Biden’s plan to sell land leases for conservation purposes is met with opposition

Biden administration officials on Monday tried to assuage concerns they want to bar oil drilling, cattle grazing and other activities from vast state-owned lands, as they met opposition from Republicans and ranchers and a controversial proposal to put conservation on par with the to provide industry.

The proposal would allow conservationists and others to lease federally owned land to restore it, much like oil companies buy leases for wells and ranchers pay to graze cattle. Leases could also be purchased on behalf of corporations, such as oil drilling companies, that wish to offset damage to public lands by restoring cropland elsewhere.

But more than a century after the US began selling grazing permits and oil and gas leases, the proposal is sparking debate, especially in the West, about the best use of public lands. Opponents, including Republican lawmakers and agribusiness officials, see it as a backdoor to shut out mining, energy development and agriculture.

Tracy Stone-Manning, director of the Bureau of Land Management, told The Associated that the proposed changes reflect increasing pressures from climate change and development. She said this would put conservation “on par” with grazing, drilling and other uses without compromising them.

The bureau has a history of industry-friendly policies for the 380,000 square miles (990,000 square kilometers) it oversees, an area more than twice the size of California. It also regulates more than 2.5 million square kilometers of publicly owned underground minerals, including oil, coal and lithium for renewable energy.

These holdings put the agency at the center of arguments about how much development should be allowed.

Senior officials from the bureau hosted the first virtual public meeting on the conservation proposal on Monday night. There was no opportunity for public comment and questions put to officials were reviewed by the agency.
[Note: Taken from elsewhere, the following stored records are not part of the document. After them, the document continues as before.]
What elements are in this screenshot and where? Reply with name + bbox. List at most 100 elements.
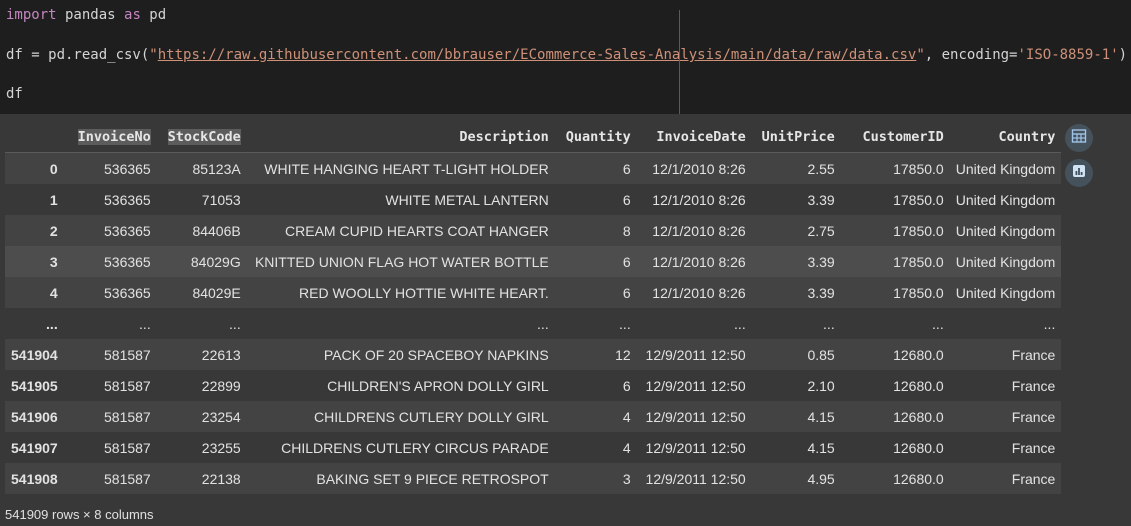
row-index: ...: [5, 308, 64, 339]
table-cell: 84029G: [156, 246, 247, 277]
table-view-button[interactable]: [1065, 124, 1093, 152]
table-cell: WHITE HANGING HEART T-LIGHT HOLDER: [246, 152, 555, 184]
table-row: 541905 581587 22899 CHILDREN'S APRON DOLLY …: [5, 370, 1062, 401]
table-cell: 0.85: [751, 339, 841, 370]
column-header: Description: [246, 122, 555, 153]
table-cell: 22613: [156, 339, 247, 370]
table-cell: RED WOOLLY HOTTIE WHITE HEART.: [246, 277, 555, 308]
table-cell: 536365: [63, 277, 157, 308]
table-cell: 536365: [63, 215, 157, 246]
table-cell: 536365: [63, 152, 157, 184]
table-cell: BAKING SET 9 PIECE RETROSPOT: [246, 463, 555, 494]
row-index: 4: [5, 277, 64, 308]
table-cell: 2.75: [751, 215, 841, 246]
table-cell: 6: [554, 152, 637, 184]
table-row: 2 536365 84406B CREAM CUPID HEARTS COAT HAN…: [5, 215, 1062, 246]
table-cell: 6: [554, 277, 637, 308]
table-cell: 6: [554, 246, 637, 277]
table-cell: 12/9/2011 12:50: [636, 463, 752, 494]
table-cell: 12680.0: [840, 339, 950, 370]
chart-suggest-button[interactable]: [1065, 159, 1093, 187]
row-index: 3: [5, 246, 64, 277]
table-cell: 12/1/2010 8:26: [636, 152, 752, 184]
table-cell: 12/9/2011 12:50: [636, 370, 752, 401]
table-cell: ...: [751, 308, 841, 339]
table-cell: ...: [949, 308, 1062, 339]
code-line-3: df: [6, 86, 23, 102]
column-header-label: CustomerID: [862, 129, 944, 145]
row-index: 541906: [5, 401, 64, 432]
column-header: Quantity: [554, 122, 637, 153]
table-icon: [1071, 128, 1087, 149]
table-cell: France: [949, 432, 1062, 463]
table-cell: 4.95: [751, 463, 841, 494]
row-index: 1: [5, 184, 64, 215]
table-cell: 6: [554, 184, 637, 215]
row-index: 541907: [5, 432, 64, 463]
column-header-label: StockCode: [167, 129, 241, 145]
table-cell: PACK OF 20 SPACEBOY NAPKINS: [246, 339, 555, 370]
column-header-label: InvoiceDate: [656, 129, 746, 145]
table-cell: 581587: [63, 432, 157, 463]
table-cell: 536365: [63, 246, 157, 277]
table-cell: 12: [554, 339, 637, 370]
table-cell: 12/9/2011 12:50: [636, 401, 752, 432]
table-cell: France: [949, 463, 1062, 494]
dataframe-table: InvoiceNo StockCode Description Quantity Inv…: [5, 122, 1062, 494]
table-cell: ...: [63, 308, 157, 339]
table-cell: KNITTED UNION FLAG HOT WATER BOTTLE: [246, 246, 555, 277]
table-cell: CHILDREN'S APRON DOLLY GIRL: [246, 370, 555, 401]
table-cell: United Kingdom: [949, 246, 1062, 277]
output-area: InvoiceNo StockCode Description Quantity Inv…: [0, 114, 1131, 526]
table-cell: 12680.0: [840, 401, 950, 432]
table-cell: 23254: [156, 401, 247, 432]
table-cell: CHILDRENS CUTLERY CIRCUS PARADE: [246, 432, 555, 463]
table-cell: CREAM CUPID HEARTS COAT HANGER: [246, 215, 555, 246]
index-header: [5, 122, 64, 153]
table-row: ...........................: [5, 308, 1062, 339]
table-cell: ...: [554, 308, 637, 339]
table-cell: CHILDRENS CUTLERY DOLLY GIRL: [246, 401, 555, 432]
table-cell: 3.39: [751, 246, 841, 277]
column-header-label: UnitPrice: [761, 129, 835, 145]
table-cell: 2.10: [751, 370, 841, 401]
table-row: 4 536365 84029E RED WOOLLY HOTTIE WHITE HEA…: [5, 277, 1062, 308]
table-cell: 12680.0: [840, 432, 950, 463]
table-cell: United Kingdom: [949, 215, 1062, 246]
table-cell: France: [949, 401, 1062, 432]
table-cell: ...: [840, 308, 950, 339]
table-cell: 581587: [63, 339, 157, 370]
table-row: 541908 581587 22138 BAKING SET 9 PIECE RETR…: [5, 463, 1062, 494]
table-row: 0 536365 85123A WHITE HANGING HEART T-LIGHT…: [5, 152, 1062, 184]
table-cell: 6: [554, 370, 637, 401]
table-cell: 4: [554, 401, 637, 432]
table-cell: 17850.0: [840, 184, 950, 215]
table-cell: ...: [246, 308, 555, 339]
row-index: 0: [5, 152, 64, 184]
table-cell: United Kingdom: [949, 184, 1062, 215]
table-cell: 12680.0: [840, 370, 950, 401]
code-line-2: df = pd.read_csv("https://raw.githubuser…: [6, 47, 1128, 63]
row-index: 541905: [5, 370, 64, 401]
table-cell: 12/9/2011 12:50: [636, 339, 752, 370]
csv-url-link[interactable]: https://raw.githubusercontent.com/bbraus…: [158, 47, 917, 63]
row-count-footer: 541909 rows × 8 columns: [5, 507, 154, 522]
column-header-label: Country: [998, 129, 1056, 145]
table-cell: 84029E: [156, 277, 247, 308]
table-cell: United Kingdom: [949, 277, 1062, 308]
table-cell: 2.55: [751, 152, 841, 184]
table-cell: 71053: [156, 184, 247, 215]
table-cell: 17850.0: [840, 152, 950, 184]
row-index: 2: [5, 215, 64, 246]
table-cell: 581587: [63, 401, 157, 432]
table-cell: WHITE METAL LANTERN: [246, 184, 555, 215]
column-header-label: Quantity: [565, 129, 631, 145]
code-cell[interactable]: import pandas as pd df = pd.read_csv("ht…: [0, 0, 1131, 114]
row-index: 541904: [5, 339, 64, 370]
table-row: 541904 581587 22613 PACK OF 20 SPACEBOY NAP…: [5, 339, 1062, 370]
column-header: Country: [949, 122, 1062, 153]
table-cell: 4.15: [751, 432, 841, 463]
table-row: 541906 581587 23254 CHILDRENS CUTLERY DOLLY…: [5, 401, 1062, 432]
table-row: 3 536365 84029G KNITTED UNION FLAG HOT WATE…: [5, 246, 1062, 277]
table-cell: 8: [554, 215, 637, 246]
However, officials confirmed that they had received numerous inquiries about the potential exclusion of grazing and drilling.

Brian St George, acting deputy director of the bureau, said the conservation leases “won’t lock land in perpetuity”.

“It would have a term, and when that recovery goal is met, the term would expire,” he said.

US Senator John Barrasso, a Wyoming Republican who tried to block Stone-Manning’s Senate confirmation for 2021, says the proposed rule is illegal.

Earlier this month he berated Home Secretary Deb Haaland during a hearing at the Energy and Natural Resources Committee, saying she was giving “radicals a new tool to shut out the public”.

“The secretary wants to capitalize on the disuse,” said Barrasso, the senior Republican on the committee. “She… turns federal law on its head.”

Stone-Manning told the AP that critics misinterpreted the rule and that conservation leases would not usurp existing ones. If grazing is now allowed on a plot, it could continue. And people could continue to hunt on the leased property or use it for recreation, she said.

“It makes conservation an equal part of the multiple uses we manage,” said Stone-Manning. “There are rules for how we do solar development. There are rules for the way we deal with oil and gas. There were no rules for how we comply with the parts of the[Federal Act]that say, “Care for fish and wildlife habitat, care for clean water.””

Democratic US Senator Catherine Cortez Masto of Nevada — where the Federal Land Bureau controls about two-thirds of the land — urged the government to work with ranchers and farmers before finalizing the proposal, which the National Cattlemen’s Beef Association says will save the country Management in the West would “turn it upside down”.

Although the agency has issued conservation leases on limited occasions in the past, it never had a dedicated program to do so.

Former President Donald Trump tried to push fossil fuel development in office space, but President Joe Biden suspended leasing new oil and gas contracts when he took office. Biden later resumed the accords to enlist the support of Democratic West Virginia Senator Joe Manchin for last year’s climate bill.

Biden remains under intense pressure from Manchin and many Republicans to allow more drilling. Currently, these companies lease approximately 37,500 square miles (97,000 square kilometers) of office space.

The pending rule would also encourage the establishment of additional “critical environmental risk” areas due to their historical, cultural or wildlife conservation importance. More than 1,000 such sites covering approximately 33,000 square miles (85,000 square kilometers) have already been designated.

In comparison, about 242,000 square miles (627,000 square kilometers) of office land is available for grazing cattle.

Environmentalists have largely welcomed the changes, calling the proposal long overdue.

Joel Webster of the Theodore Roosevelt Conservation Partnership, a coalition of conservation groups and hunting and fishing organizations, said the government’s plan would establish a process to ensure landscapes are considered for conservation without enforcing restrictions.

However, he warned that administration officials must ensure that any final rule has no unintended consequences.

Another virtual event is scheduled for June 5 and public meetings are scheduled for May 25 in Denver; May 30 in Reno, Nevada; and June 1 in Albuquerque, New Mexico.

Editor’s Note • This story is available only to Salt Lake Tribune subscribers. Thank you for supporting local journalism.